Roll up, roll up for week five of the hunting season everybody’s compelled to call “the shareholder spring”. The main attractions this time will see the stocks loaded with all the directors of science firm Cookson (vote against the lot, says advisory body Pirc) as well as online gambling group 888.
So where next? More director floggings for sure, but outside the boardroom there’s a clutch of faceless City operators beginning to worry the mob will notice them. Fund managers, many of whom have been paid handsomely to lose us our money, are an obvious target, as are the corporate brokers retained to inform boards.
At Aviva, where boss Andrew Moss was forced out last week, its brokers Cazenove and Morgan Stanley are understood to have told the chief executive how unpopular he was, only to omit to tell anybody else. Moss, being a self-effacing chap, was too shy to mention anything either.
Meanwhile, at Barclays there are signs the bank may even have noticed something was up by itself, having tweaked the visionary team behind Bob Diamond’s £17m pay. “[Pay consultant] Towers Watson was reappointed by the [remuneration] committee until February 2012,” its annual report states, before neatly setting up the punchline. “Johnson Associates was appointed as its adviser from March 2012.”
Playtech looks good bet for a protest vote
All of a sudden, everybody’s obsessed with protest voting. But this week sees an annual meeting that has always looked likely to provoke dissent.
Playtech, an Aim-listed gambling software provider, is gamely attempting to gain promotion to the main market later this year, having dealt itself a hand full of governance woes. But first comes Wednesday’s gathering, bravely scheduled in the easily accessible Isle of Man.
Here’s a company that has just been pressurised into rethinking its penchant for buying businesses from its 40% shareholder, Teddy Sagi (whose near £1bn fortune was achieved after overcoming a youthful conviction for manipulating stock prices). Meanwhile, Playtech’s board is comprised of just four directors (tut-tut) and its supposedly independent chairman, Roger Withers, has just had to reverse out of owning stock options (tut-tut-tut) – which has contributed to proxy voting service Manifest wondering if the firm is “committed to best practice”. Incidentally, Withers, who’s up for re-election, managed just one appearance at each of the audit and nominations committees last year. If he’s ousted, would anybody notice?
A no-brainer at the Treasury committee
Stephen Hester, the boss of Royal Bank of Scotland, dislikes political tension. “I’m a pink Tory or blue Labour,” is his favoured phrase to sidestep an ideological confrontation – a ruse that works neatly if you’re trying to convince a bunch of students that you’re working for the greater good (but slightly less well if you’re attempting to persuade a skint electorate to let you trouser your bonus).

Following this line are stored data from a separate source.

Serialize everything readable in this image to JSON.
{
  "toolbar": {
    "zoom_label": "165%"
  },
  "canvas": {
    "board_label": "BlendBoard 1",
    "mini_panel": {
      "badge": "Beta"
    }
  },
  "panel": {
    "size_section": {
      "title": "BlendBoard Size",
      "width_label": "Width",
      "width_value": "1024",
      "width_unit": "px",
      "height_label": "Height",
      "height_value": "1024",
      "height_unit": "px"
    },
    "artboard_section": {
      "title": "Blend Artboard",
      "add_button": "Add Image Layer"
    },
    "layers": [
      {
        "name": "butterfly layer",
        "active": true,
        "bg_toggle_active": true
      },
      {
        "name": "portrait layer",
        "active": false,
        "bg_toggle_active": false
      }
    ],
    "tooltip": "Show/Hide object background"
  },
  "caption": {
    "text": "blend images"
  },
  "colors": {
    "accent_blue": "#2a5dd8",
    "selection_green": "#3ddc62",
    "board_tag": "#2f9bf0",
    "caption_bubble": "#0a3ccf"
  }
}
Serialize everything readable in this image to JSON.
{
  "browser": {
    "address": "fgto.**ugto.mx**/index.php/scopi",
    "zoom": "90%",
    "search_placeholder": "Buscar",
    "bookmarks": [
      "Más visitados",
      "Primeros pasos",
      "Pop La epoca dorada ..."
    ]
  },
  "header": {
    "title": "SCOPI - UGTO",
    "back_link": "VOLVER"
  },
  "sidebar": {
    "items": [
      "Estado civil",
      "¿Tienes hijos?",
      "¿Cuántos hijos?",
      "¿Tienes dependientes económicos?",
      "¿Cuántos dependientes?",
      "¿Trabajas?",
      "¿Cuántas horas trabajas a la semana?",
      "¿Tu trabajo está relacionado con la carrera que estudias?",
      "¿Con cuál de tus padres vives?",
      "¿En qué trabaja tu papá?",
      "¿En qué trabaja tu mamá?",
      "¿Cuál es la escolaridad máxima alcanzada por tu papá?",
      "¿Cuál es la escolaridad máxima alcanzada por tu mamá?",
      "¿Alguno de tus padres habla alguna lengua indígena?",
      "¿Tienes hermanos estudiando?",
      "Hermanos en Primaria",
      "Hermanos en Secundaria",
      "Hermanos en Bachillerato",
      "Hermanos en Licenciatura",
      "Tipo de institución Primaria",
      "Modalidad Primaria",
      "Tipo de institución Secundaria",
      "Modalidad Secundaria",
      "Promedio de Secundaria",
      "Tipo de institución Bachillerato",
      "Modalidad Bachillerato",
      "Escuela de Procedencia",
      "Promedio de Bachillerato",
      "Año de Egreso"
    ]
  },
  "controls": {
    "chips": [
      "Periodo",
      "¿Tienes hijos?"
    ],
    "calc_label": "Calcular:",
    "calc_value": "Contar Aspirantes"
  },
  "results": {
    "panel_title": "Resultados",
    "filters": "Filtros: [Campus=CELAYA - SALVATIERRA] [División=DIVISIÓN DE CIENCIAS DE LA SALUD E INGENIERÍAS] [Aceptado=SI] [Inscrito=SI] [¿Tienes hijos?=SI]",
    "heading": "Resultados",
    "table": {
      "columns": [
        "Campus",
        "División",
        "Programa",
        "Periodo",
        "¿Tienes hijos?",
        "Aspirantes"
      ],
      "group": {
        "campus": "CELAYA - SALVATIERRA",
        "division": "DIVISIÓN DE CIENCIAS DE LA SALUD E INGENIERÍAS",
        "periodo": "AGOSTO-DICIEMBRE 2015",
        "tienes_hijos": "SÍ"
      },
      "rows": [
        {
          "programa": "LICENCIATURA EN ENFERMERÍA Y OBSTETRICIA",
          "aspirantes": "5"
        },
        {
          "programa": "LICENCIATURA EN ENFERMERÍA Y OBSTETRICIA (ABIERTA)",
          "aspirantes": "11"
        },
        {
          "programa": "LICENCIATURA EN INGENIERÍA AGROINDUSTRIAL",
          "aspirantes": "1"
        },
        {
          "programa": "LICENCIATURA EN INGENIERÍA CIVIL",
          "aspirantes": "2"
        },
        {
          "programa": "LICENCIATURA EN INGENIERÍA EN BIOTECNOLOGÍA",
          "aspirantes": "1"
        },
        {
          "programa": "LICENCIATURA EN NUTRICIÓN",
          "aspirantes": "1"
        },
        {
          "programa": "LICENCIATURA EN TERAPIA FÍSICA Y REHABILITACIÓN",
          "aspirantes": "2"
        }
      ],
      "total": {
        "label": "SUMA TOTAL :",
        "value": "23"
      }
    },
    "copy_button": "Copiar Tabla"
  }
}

Still, any tensions between banking and politics will be on show this week when the Treasury select committee takes evidence from a group of heavyweight witnesses on the disposal of our stakes in RBS and Lloyds Banking Group.
Among the experts will be Keith Skeoch, chief executive of Standard Life Investments; Richard Buxton, head of UK equities at Schroders; and Robert Talbut, chairman of the investment committee at the Association of British Insurers, and it would be a surprise if any of these gentlemen diverged much from the view delivered to the committee in November.
Back then, the key witness stated that shareholders didn’t want bank stock (not even for sporting reasons of voting down pay awards) and considered the shares to be a “dumb” investment. And that witness’s name? Step forward, Stephen Hester.
Boots turns PR into an artform
Well, at least one Alliance Boots asset hasn’t been relocated to Switzerland. A portrait of Jesse Boot, who created what we all used to call Boots the Chemist, has just been loaned to the National Portrait Gallery, where it went on display last week.
That move is providing a nice piece of PR for the high street chemist as it prepares for this week’s results, which will surely prompt questions about what else the company is handing to the nation.
Alliance Boots was taken private by chairman Stefano Pessina and US private equity house KKR in 2007, when it relocated its head office to Zug (to reflect the global nature of the group, you understand, and certainly not because of lower taxes).
Still, the company has been investing heavily in its UK operations and ploughing money into the British pension scheme, as Boots’s profits before tax here have risen steadily from £208m in 2009 to £220m in 2010 and then £240m last year. Meanwhile, the UK corporation tax bill went from £54m in 2009 to £45m in 2010 and £42m in 2011. Funny, that.